I'm the director of the Muscle Health Research Center at York University.
And the topic today is "Exercise-Induced Mitochondrial Biogenesis in Muscle".
0:18
A subset of the topics include the discussion of mitochondrial morphology in
muscle fiber types and mitochondrial adaptations to exercise training.
0:31
As an introduction, it's useful to know that
human skeletal muscle has a variety of different muscle fiber types.
It's a heterogeneous tissue.
That image shows a histochemical stain with some arrows that
point to the distinction we can make using histochemistry
of the different fiber types that exist in a muscle like
the quadriceps or the gastrocnemius or the deltoid or muscles like that.
So, fiber types exist in three types.
There's the Type I, the slow twitch-red type of fiber.
It has a high oxidative capacity which means it has
a lot of mitochondria and a good capillary network around it.

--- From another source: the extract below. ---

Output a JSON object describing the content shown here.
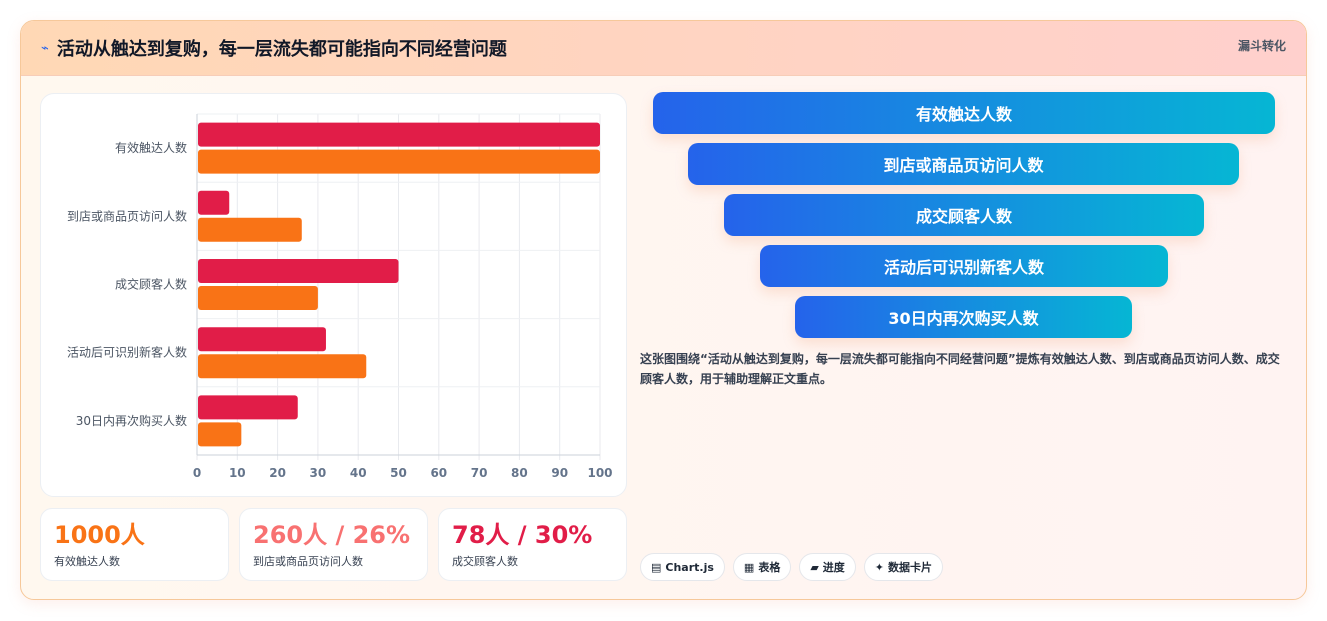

The Type IIa fibers also called fast twitch-red or
FTR have a moderate-high oxidative capacity so a little bit less
than Type I fibers and the Type IIb fibers also called fast
twitch-white have the lowest oxidative capacity of the three types of muscle fibers.
They have a high glycolytic capacity and they are big fibers and very powerful,
but those fibers have the lowest mitochondrial content or
lowest oxidative capacity. And that's reflected physiologically in the type of
endurance that you see and that's shown in the graph showing
the percent of the initial force generated and as a function of time,
minutes of contractile activity along the bottom.

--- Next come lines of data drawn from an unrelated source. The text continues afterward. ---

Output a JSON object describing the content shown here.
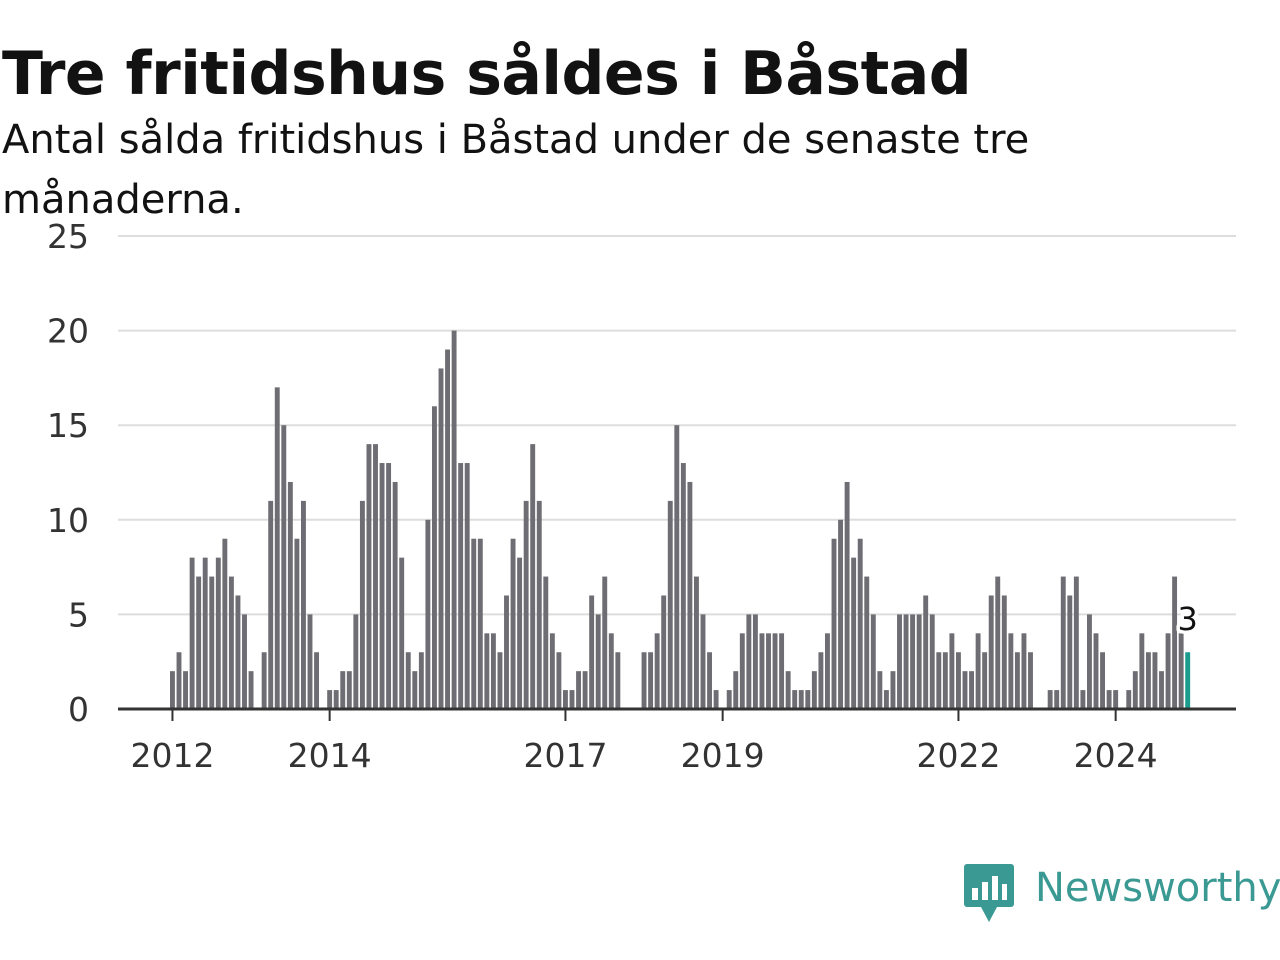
{
  "title": "Tre fritidshus såldes i Båstad",
  "subtitle": "Antal sålda fritidshus i Båstad under de senaste tre månaderna.",
  "brand": {
    "name": "Newsworthy",
    "icon": "newsworthy-logo-icon",
    "color": "#3a9a93"
  },
  "colors": {
    "bar": "#6e6d73",
    "highlight": "#1b9c8f",
    "grid": "#dddddd",
    "axis": "#333333"
  },
  "chart_data": {
    "type": "bar",
    "x_axis": "monthly, Jan 2012 – Dec 2024",
    "x_tick_labels": [
      "2012",
      "2014",
      "2017",
      "2019",
      "2022",
      "2024"
    ],
    "y_ticks": [
      0,
      5,
      10,
      15,
      20,
      25
    ],
    "ylim": [
      0,
      25
    ],
    "grid": true,
    "highlighted_last_value": "3",
    "series": [
      {
        "values": [
          2,
          3,
          2,
          8,
          7,
          8,
          7,
          8,
          9,
          7,
          6,
          5,
          2,
          0,
          3,
          11,
          17,
          15,
          12,
          9,
          11,
          5,
          3,
          0,
          1,
          1,
          2,
          2,
          5,
          11,
          14,
          14,
          13,
          13,
          12,
          8,
          3,
          2,
          3,
          10,
          16,
          18,
          19,
          20,
          13,
          13,
          9,
          9,
          4,
          4,
          3,
          6,
          9,
          8,
          11,
          14,
          11,
          7,
          4,
          3,
          1,
          1,
          2,
          2,
          6,
          5,
          7,
          4,
          3,
          0,
          0,
          0,
          3,
          3,
          4,
          6,
          11,
          15,
          13,
          12,
          7,
          5,
          3,
          1,
          0,
          1,
          2,
          4,
          5,
          5,
          4,
          4,
          4,
          4,
          2,
          1,
          1,
          1,
          2,
          3,
          4,
          9,
          10,
          12,
          8,
          9,
          7,
          5,
          2,
          1,
          2,
          5,
          5,
          5,
          5,
          6,
          5,
          3,
          3,
          4,
          3,
          2,
          2,
          4,
          3,
          6,
          7,
          6,
          4,
          3,
          4,
          3,
          0,
          0,
          1,
          1,
          7,
          6,
          7,
          1,
          5,
          4,
          3,
          1,
          1,
          0,
          1,
          2,
          4,
          3,
          3,
          2,
          4,
          7,
          4,
          3
        ]
      }
    ]
  }
}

So when you force at these different types of
fibers that all belong to different types of motor units,
you get different fatigue responses.
So, the Type I motor units in response to
contractile activity don't lose force very much.
They are fatigue resistant.
Now, the Type II motor units, on the other hand,
that consist largely of the Type IIb or Type IIa fibers,
they lose force quite considerably.
That is they fatigue much more rapidly.
When you take the average of those, of course,
you'll get a whole muscle average of fatigue resistance that is a reflection of
how many Type I fibers there are and how many Type II fibers or motor units there are.
So, Type I fibers have a high endurance,
they are not very strong because those fibers are the smallest.
So, they have a low force generating capacity, low total strength.
On the other hand, the Type IIb fibers can produce
a great deal of force because they are bigger fibers,
but they have very poor endurance capacity because of their low mitochondrial content.
So in this talk, we're going to speak about mitochondria and how it
contributes to muscle physiology,
how mitochondria adapts in response to exercise and
the molecular signalling involved in maintaining mitochondria in muscle.